Mais il y a plus encore, comme si ce n’était pas suffisant. Damasio ne se contente pas de nous raconter une histoire extraordinaire par le biais d’une narration exceptionnelle. S’il n’y avait que cela, La Horde du Contrevent ne serait qu’un bon livre au milieu d’autres bons livres : après tout, des récits originaux portés par des plus originales, il en existe d’autres – bien qu’aucun ne se hisse à ce niveau, à mon humble avis. Non, ce qui fait toute l’unicité de ce livre, ce n’est pas seulement son histoire, ce n’est pas seulement sa narration, ce n’est pas seulement non plus la combinaison des deux. Il y a un troisième élément, le plus essentiel sans doute, mais indiscutablement le plus insaisissable également. Car il faut voir au-delà. Voir ce qui se cache au-delà de l’histoire. Au-delà de cette quête de l’Extrême-Amont, de cette lutte perpétuelle contre le vent. Damasio nous offre ici un monde entier de symboles … au lecteur de faire la deuxième partie du travail et de chercher le sens profond de tout ceci. D’opérer au parallèle. Et d’en tirer toutes les conséquences. Les répercussions. Les leçons et les questionnements. Je pense qu’il me faudra plusieurs lectures pour commencer à entrevoir ne serait-ce qu’une bribe de ce que l’auteur veut nous transmettre. Et plus encore pour l’assimiler. C’est un livre exigeant, vous disais-je : le lecteur ne peut pas juste rester passif. Car ce livre l’obligera à réfléchir, sur lui-même, sur le monde, sur la vie.
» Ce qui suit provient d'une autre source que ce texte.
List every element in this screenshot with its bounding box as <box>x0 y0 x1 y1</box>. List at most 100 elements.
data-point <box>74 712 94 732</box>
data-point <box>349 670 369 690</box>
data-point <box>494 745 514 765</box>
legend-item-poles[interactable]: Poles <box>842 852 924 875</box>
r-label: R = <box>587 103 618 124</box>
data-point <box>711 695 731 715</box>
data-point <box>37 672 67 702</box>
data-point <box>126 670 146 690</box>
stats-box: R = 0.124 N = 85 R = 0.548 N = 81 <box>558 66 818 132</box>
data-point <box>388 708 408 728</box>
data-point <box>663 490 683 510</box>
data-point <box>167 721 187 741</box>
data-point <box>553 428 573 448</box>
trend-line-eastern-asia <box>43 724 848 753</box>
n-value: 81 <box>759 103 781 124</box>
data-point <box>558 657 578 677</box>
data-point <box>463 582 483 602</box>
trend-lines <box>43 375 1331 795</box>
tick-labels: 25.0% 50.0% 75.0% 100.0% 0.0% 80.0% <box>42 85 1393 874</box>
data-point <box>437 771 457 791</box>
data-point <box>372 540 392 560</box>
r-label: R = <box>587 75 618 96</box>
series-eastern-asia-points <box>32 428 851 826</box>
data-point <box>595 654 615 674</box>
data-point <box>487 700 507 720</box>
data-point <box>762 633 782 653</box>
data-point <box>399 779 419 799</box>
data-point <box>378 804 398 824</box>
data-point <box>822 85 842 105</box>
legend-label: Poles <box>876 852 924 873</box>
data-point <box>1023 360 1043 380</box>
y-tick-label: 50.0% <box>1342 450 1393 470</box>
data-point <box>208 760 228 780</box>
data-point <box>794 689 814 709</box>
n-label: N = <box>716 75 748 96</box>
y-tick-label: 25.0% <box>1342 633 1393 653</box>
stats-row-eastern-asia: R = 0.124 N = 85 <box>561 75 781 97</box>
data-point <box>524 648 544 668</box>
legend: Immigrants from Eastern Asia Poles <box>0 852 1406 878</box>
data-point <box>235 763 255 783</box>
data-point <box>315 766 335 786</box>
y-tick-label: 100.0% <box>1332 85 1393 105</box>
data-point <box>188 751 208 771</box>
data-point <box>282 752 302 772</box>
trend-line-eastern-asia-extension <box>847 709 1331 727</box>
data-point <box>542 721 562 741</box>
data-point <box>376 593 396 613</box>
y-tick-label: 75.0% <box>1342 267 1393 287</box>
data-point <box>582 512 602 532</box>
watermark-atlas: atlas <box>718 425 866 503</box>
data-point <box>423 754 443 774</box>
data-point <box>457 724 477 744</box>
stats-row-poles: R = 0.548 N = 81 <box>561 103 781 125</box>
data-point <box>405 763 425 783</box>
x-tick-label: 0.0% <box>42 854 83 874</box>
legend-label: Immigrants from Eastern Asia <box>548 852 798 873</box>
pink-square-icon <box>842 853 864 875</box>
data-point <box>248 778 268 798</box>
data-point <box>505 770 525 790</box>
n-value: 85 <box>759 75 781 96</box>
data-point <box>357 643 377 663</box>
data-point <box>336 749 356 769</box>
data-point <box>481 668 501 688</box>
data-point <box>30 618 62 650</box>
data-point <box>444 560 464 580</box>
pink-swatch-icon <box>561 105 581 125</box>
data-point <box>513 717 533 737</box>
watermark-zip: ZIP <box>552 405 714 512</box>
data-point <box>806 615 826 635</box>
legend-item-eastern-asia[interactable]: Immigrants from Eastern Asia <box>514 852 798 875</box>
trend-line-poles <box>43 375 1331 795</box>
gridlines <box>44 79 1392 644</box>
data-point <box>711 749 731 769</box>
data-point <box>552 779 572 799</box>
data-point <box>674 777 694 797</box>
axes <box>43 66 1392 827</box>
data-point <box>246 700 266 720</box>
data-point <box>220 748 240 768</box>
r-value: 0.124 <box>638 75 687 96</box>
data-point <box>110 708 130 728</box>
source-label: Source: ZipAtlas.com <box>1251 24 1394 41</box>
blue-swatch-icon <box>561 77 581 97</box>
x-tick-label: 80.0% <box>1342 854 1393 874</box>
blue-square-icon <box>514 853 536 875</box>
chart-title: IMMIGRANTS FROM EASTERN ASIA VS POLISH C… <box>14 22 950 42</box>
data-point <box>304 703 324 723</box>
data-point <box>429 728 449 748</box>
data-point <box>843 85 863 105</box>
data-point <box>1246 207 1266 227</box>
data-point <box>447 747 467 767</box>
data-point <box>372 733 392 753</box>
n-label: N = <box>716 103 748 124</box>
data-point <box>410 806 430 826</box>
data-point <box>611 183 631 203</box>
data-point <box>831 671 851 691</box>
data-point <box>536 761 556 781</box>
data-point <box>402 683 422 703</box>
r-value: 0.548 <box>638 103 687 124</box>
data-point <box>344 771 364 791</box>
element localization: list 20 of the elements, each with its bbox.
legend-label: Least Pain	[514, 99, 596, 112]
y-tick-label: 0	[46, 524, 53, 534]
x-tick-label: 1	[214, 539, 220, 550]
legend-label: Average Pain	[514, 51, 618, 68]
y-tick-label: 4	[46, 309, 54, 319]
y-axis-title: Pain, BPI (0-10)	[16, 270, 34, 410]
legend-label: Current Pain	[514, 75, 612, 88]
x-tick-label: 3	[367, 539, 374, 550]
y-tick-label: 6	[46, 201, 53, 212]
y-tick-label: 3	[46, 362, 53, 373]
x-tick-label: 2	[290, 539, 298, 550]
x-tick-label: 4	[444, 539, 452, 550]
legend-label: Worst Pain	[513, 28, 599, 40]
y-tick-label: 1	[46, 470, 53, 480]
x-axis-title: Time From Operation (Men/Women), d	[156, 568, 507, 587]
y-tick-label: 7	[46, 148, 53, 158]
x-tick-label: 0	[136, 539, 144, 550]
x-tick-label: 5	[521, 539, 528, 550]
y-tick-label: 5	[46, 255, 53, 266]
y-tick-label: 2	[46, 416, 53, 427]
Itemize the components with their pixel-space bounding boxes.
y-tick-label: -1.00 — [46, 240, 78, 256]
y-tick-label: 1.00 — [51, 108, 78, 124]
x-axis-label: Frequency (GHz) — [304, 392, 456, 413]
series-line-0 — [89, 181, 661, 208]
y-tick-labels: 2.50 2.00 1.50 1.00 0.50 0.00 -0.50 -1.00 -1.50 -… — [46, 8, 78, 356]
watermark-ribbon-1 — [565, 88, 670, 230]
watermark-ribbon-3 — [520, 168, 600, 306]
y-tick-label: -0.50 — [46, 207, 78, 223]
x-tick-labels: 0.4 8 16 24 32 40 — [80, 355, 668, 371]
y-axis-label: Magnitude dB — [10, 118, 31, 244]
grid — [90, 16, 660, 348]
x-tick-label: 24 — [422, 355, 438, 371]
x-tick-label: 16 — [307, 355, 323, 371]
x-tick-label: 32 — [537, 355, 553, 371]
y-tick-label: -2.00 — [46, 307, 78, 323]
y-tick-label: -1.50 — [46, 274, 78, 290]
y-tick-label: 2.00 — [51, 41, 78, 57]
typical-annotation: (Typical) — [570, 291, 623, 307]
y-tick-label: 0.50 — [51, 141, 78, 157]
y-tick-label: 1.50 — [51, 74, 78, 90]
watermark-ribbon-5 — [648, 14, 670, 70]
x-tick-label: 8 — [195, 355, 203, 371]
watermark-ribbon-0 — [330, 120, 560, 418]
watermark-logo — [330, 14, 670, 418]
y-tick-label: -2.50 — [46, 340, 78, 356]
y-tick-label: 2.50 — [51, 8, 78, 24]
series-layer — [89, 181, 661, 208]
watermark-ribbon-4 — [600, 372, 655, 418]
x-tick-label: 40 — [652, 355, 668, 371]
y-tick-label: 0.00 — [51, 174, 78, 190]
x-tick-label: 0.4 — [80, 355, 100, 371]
En bref, vous l’aurez bien saisi, c’est un livre tout simplement remarquable, mémorable, incomparable. Avec ce livre, je découvre un auteur qui est à la fois conteur, poète et philosophe. Et je suis conquise, tout simplement. Conquise et ébahie, admirative également. Alors bien sûr, ce n’est pas un livre à mettre entre toutes les mains, car c’est un livre difficile à lire : il faut s’accrocher, persévérer. Il ne fait aucun doute que ceux qui aiment les récits bourrés d’actions et de rebondissements auront surement du mal avec la lenteur de cette quête à la limite de l’onirisme. Il ne fait aucun doute également que les plus réfractaires à la science-fiction et à la fantasy auront probablement du mal à accepter de se plonger dans cet univers hors du temps et de l’espace. De même, ceux qui ne jurent que par les romans feel-good et autres lectures-détente auront assurément du mal avec la complexité et la profondeur de ce récit. Et enfin, ceux qui sont trop rebutés par l’originalité, la nouveauté, l’étrangeté, l’excentricité, ne pourront qu’être effrayés face aux expériences littéraires auxquelles se prêtent Damasio … Pour ma part, je suis sous le charme, et j’ai bien envie de me procurer les autres livres de l’auteur !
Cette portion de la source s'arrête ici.